Petite piqûre de rappel
Ce mercredi, la Banque d’Angleterre publiera les minutes de sa dernière réunion monétaire où elle a laissé son principal taux de refinancement inchangé. Il n’y a rien à attendre de ce compte-rendu puisqu’aucune décision n’a été prise. Le vrai rendez-vous important est fixé au 4 février, et en attendant je vous propose un petit rappel des faits.
En mars 2009, la banque avait décidé de ramener son taux directeur à 0,5% et de mettre en place une enveloppe de 75 milliards de livres pour sa politique de quantitative easing, enveloppe qu’elle rallongea de 50 milliards deux mois plus tard.
Depuis, l’économie anglaise a tenté de trouver de l’air dans cet apport artificiel d’oxygène mais la convalescence s’éternise.
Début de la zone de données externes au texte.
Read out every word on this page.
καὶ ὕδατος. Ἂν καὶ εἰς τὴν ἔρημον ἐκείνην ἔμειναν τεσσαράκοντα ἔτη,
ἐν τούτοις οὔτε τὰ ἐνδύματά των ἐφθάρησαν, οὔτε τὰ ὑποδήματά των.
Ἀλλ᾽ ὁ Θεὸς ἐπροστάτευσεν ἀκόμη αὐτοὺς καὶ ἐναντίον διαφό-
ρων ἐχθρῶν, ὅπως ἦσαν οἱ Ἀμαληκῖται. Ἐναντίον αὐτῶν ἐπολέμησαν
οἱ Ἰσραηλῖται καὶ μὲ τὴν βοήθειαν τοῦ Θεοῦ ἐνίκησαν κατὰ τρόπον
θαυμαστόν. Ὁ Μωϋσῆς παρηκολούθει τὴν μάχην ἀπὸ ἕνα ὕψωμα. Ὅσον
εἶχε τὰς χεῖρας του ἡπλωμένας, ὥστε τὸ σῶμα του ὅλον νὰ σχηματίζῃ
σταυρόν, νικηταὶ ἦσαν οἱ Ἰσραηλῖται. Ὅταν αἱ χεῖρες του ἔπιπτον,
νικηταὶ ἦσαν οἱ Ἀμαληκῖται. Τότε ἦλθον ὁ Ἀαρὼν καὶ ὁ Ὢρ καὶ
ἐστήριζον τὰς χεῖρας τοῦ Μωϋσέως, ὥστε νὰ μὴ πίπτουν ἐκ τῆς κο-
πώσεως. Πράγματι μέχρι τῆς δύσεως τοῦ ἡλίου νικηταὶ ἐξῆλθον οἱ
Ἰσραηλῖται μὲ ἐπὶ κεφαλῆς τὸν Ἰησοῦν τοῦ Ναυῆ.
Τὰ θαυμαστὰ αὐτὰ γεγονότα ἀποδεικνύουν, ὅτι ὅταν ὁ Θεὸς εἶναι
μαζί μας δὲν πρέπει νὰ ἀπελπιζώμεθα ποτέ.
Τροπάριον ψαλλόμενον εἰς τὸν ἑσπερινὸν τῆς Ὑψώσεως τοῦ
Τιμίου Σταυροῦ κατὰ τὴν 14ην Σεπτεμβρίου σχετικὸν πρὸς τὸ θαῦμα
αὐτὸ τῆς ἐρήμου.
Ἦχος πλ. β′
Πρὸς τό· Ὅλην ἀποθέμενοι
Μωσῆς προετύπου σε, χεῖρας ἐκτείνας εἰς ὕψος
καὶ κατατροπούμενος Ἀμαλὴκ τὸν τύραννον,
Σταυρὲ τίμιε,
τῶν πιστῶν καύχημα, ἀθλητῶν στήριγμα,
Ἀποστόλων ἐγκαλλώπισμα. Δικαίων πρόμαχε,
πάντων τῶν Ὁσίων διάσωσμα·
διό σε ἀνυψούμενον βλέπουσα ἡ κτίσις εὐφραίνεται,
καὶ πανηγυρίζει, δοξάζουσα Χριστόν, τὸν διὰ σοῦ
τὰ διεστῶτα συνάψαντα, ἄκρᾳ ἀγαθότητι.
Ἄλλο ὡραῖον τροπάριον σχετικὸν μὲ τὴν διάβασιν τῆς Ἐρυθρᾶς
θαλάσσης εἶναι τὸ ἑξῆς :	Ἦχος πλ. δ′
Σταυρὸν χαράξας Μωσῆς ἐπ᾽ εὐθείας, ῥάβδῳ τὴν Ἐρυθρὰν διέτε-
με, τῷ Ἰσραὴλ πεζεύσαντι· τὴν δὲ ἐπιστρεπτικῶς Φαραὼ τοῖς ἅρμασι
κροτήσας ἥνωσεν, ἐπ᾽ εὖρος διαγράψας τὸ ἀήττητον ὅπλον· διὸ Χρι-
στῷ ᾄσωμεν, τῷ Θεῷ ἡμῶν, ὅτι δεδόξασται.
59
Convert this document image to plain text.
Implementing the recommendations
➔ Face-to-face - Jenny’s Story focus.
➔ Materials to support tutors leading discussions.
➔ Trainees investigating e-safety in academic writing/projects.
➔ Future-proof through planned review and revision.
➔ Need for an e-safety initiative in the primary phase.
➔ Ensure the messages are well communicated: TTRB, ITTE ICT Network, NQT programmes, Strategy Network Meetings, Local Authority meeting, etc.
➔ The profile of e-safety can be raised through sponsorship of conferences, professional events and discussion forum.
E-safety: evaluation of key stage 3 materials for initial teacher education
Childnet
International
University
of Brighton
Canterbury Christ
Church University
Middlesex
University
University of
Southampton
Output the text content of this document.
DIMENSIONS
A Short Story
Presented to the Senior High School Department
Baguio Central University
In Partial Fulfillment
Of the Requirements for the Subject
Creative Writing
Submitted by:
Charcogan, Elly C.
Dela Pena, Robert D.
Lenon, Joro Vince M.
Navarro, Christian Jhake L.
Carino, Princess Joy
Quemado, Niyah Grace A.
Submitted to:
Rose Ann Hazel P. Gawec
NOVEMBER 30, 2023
Aussi, pour passer un été "sans souci", le niveau autorisé de ces rachats a été revu à la hausse, à 175 milliards de livres.
Acharnement thérapeutique
En novembre dernier, alors que le malade agonisait, tant il était affecté par une récession persistante, un secteur financier dévasté et une consommation éteinte, les praticiens de la Banque d’Angleterre ont décidé de renouveler l’injection pour passer Noël tranquille, alors que près de 160 milliards étaient déjà dépensés (voir graphique ci-dessous).

Ainsi la ligne de crédit réservée à l’achat d’actifs s’élève à 200 milliards dont… 194 milliards ont déjà été dépensés à la date du 15 janvier.
Et comme prévu, la question d’une nouvelle injection est posée pour la prochaine réunion monétaire.
Le malade est en manque…
Alors que l’on évoquait les stratégies de sortie de crise, les plans de désendettements des Etats, il semble qu’une nouvelle fois les économistes et les prévisionnistes aient été un peu trop vite en besogne.
En effet, je pense que l’on ne se pose pas la bonne question en ce début d’année 2010.
Et si, je l’accorde, la gestion de sortie de crise sera délicate et doit être anticipée, il me semble que la question principale est plutôt :
"Comment ne pas rester en crise en 2010 ?"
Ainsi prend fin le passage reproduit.